Nehemiah 2:2 - Homiletics
Sorrow and its Consoler.
"This is nothing else but sorrow of heart."
I. SORROW OF HEART MAY CO - EXIST WITH EXTERNAL WELL - BEING . Nehemiah was healthy, honoured, rich, yet sad. So are many in similar circumstances. The sorrows of sympathy, patriotism, and piety, as Nehemiah's were; those of penitence or remorse; of wounded affection or disappointed confidence; those occasioned by family troubles, etc; may invade the hearts of the most prosperous. And it is well that they should. Prosperity without sorrow tends to moral ruin.
II. SORROW OF HEART IS GRACIOUSLY NOTICED AND ASSUAGED BY THE KING OF KINGS .

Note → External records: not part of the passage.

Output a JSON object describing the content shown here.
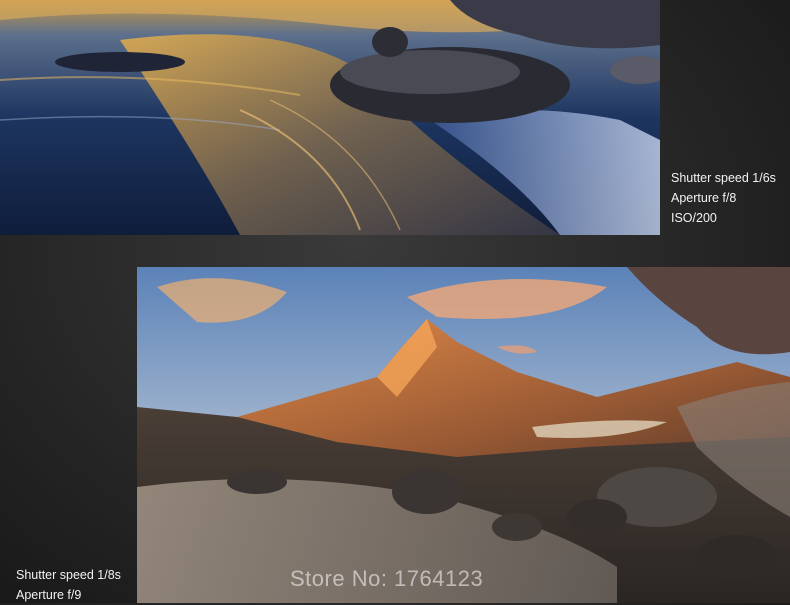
{
  "photos": [
    {
      "id": "beach-rocks",
      "caption": {
        "shutter": "Shutter speed  1/6s",
        "aperture": "Aperture f/8",
        "iso": "ISO/200"
      }
    },
    {
      "id": "mountain-river",
      "caption": {
        "shutter": "Shutter speed  1/8s",
        "aperture": "Aperture f/9"
      }
    }
  ],
  "watermark": "Store No: 1764123"
}
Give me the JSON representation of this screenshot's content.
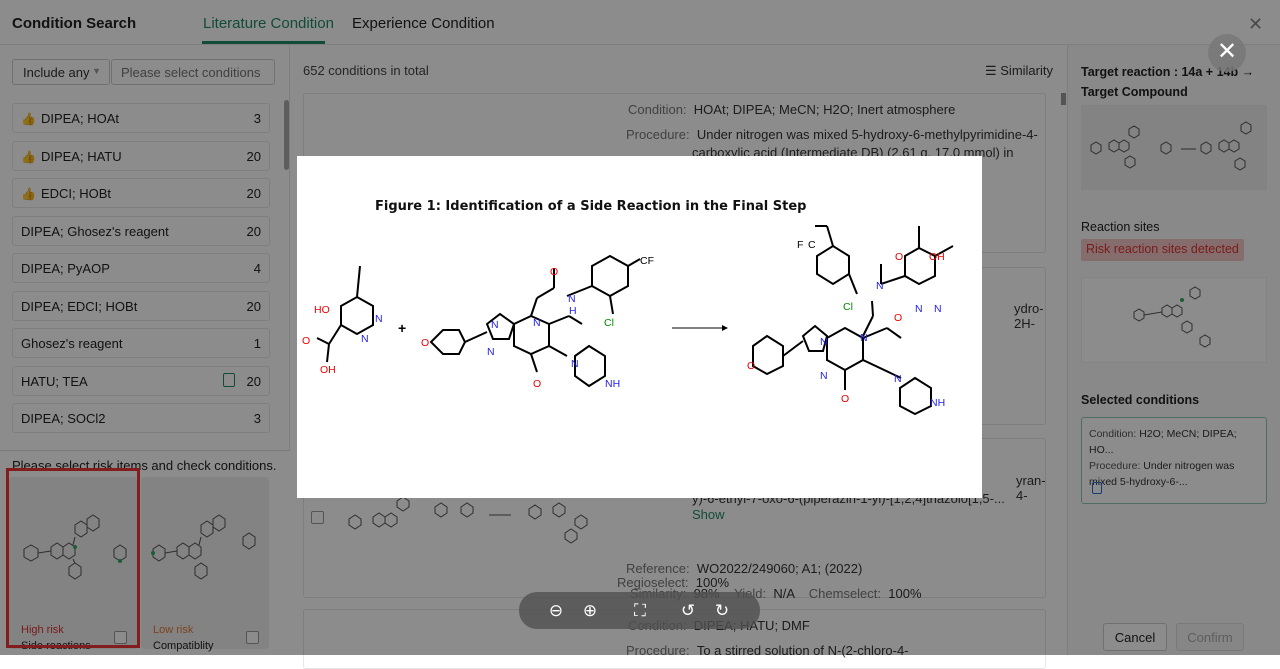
{
  "header": {
    "app_title": "Condition Search",
    "tabs": [
      {
        "label": "Literature Condition",
        "active": true
      },
      {
        "label": "Experience Condition",
        "active": false
      }
    ]
  },
  "left": {
    "include_label": "Include any",
    "conditions_placeholder": "Please select conditions",
    "conditions": [
      {
        "name": "DIPEA; HOAt",
        "count": "3",
        "recommended": true
      },
      {
        "name": "DIPEA; HATU",
        "count": "20",
        "recommended": true
      },
      {
        "name": "EDCI; HOBt",
        "count": "20",
        "recommended": true
      },
      {
        "name": "DIPEA; Ghosez's reagent",
        "count": "20"
      },
      {
        "name": "DIPEA; PyAOP",
        "count": "4"
      },
      {
        "name": "DIPEA; EDCI; HOBt",
        "count": "20"
      },
      {
        "name": "Ghosez's reagent",
        "count": "1"
      },
      {
        "name": "HATU; TEA",
        "count": "20",
        "has_doc": true
      },
      {
        "name": "DIPEA; SOCl2",
        "count": "3"
      }
    ],
    "risk_title": "Please select risk items and check conditions.",
    "risk_cards": [
      {
        "level": "High risk",
        "type": "Side reactions",
        "color": "#d33"
      },
      {
        "level": "Low risk",
        "type": "Compatiblity",
        "color": "#e07b39"
      }
    ]
  },
  "middle": {
    "total_text": "652 conditions in total",
    "sort_label": "Similarity",
    "card1": {
      "condition_key": "Condition:",
      "condition": "HOAt; DIPEA; MeCN; H2O; Inert atmosphere",
      "procedure_key": "Procedure:",
      "procedure_line1": "Under nitrogen was mixed 5-hydroxy-6-methylpyrimidine-4-",
      "procedure_line2": "carboxylic acid (Intermediate DB) (2.61 g, 17.0 mmol) in ACN..."
    },
    "card2": {
      "fragment": "ydro-2H-"
    },
    "card3": {
      "fragment1": "yran-4-",
      "fragment2": "y)-6-ethyl-7-oxo-6-(piperazin-1-yl)-[1,2,4]triazolo[1,5-...",
      "show": "Show",
      "reference_key": "Reference:",
      "reference": "WO2022/249060; A1; (2022)",
      "similarity_key": "Similarity:",
      "similarity": "98%",
      "yield_key": "Yield:",
      "yield": "N/A",
      "chemselect_key": "Chemselect:",
      "chemselect": "100%",
      "regioselect_key": "Regioselect:",
      "regioselect": "100%"
    },
    "card4": {
      "condition_key": "Condition:",
      "condition": "DIPEA; HATU; DMF",
      "procedure_key": "Procedure:",
      "procedure": "To a stirred solution of N-(2-chloro-4-"
    }
  },
  "right": {
    "target_title": "Target reaction : 14a + 14b → Target Compound",
    "reaction_sites_title": "Reaction sites",
    "risk_badge": "Risk reaction sites detected",
    "selected_title": "Selected conditions",
    "selected_condition_key": "Condition:",
    "selected_condition": "H2O; MeCN; DIPEA; HO...",
    "selected_procedure_key": "Procedure:",
    "selected_procedure": "Under nitrogen was mixed 5-hydroxy-6-...",
    "cancel": "Cancel",
    "confirm": "Confirm"
  },
  "figure": {
    "title": "Figure 1: Identification of a Side Reaction in the Final Step",
    "plus": "+",
    "labels": {
      "ho": "HO",
      "o": "O",
      "oh": "OH",
      "n": "N",
      "nh": "NH",
      "h": "H",
      "cl": "Cl",
      "cf": "CF",
      "f": "F",
      "c": "C"
    }
  },
  "toolbar": {
    "icons": [
      "zoom-out-icon",
      "zoom-in-icon",
      "fullscreen-icon",
      "rotate-left-icon",
      "rotate-right-icon"
    ]
  },
  "colors": {
    "accent": "#1f8a68",
    "risk_red": "#d33",
    "low_risk": "#e07b39",
    "highlight": "#e33"
  }
}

1. He observes the sorrowful heart. It will commonly reveal itself in the countenance; but if not, God sees it ( Psalms 31:7 ; Psalms 38:9 ).
2. He delights to comfort the sorrowful heart. "He healeth the broken in heart, and bindeth up their wounds." He sent his Son "to heal the broken-hearted." The Spirit whom he sends is "the Comforter." By his providence, by the revelation he gives of his fatherly pity and the benevolent ends of affliction, by his assurances of favour and love, by his promises, by human sympathy and solace, he comforts now his children; and ultimately he will wipe all their tears away.
III. SORROW OF HEART SHOULD RECEIVE TENDER HUMAN SYMPATHY AND SUCCOUR . We should be sensitive to its signs, and prompt to feel with and for it, and to proffer consolation and relief. This course is—
1. Prompted by nature. To decline this duty is to do violence to ourselves. It is to "shut up our bowels of compassion" ( 1 John 3:17 ), unless, indeed, we are so far below the level of humanity as to have none.
2. Enjoined by religion. The law and the gospel coincide here.
3. Required by our relation to sufferers. The brotherhood of man to man, of Christian to Christian.
4. Enabled by our possession of the gospel. Which is a collection of cordials for all varieties of human sorrow. He who has this, though he has little besides, may be a comforter of many.
5. Illustrated by Divine example (see II .).
6. Enforced by the revelation of the last judgment (see Matthew 25:35-45 ; 1 John 4:17 ). Finally, there is sorrow coming on the impenitent which will receive no comfort from God, angel, or man (see Luke 16:24-26 ).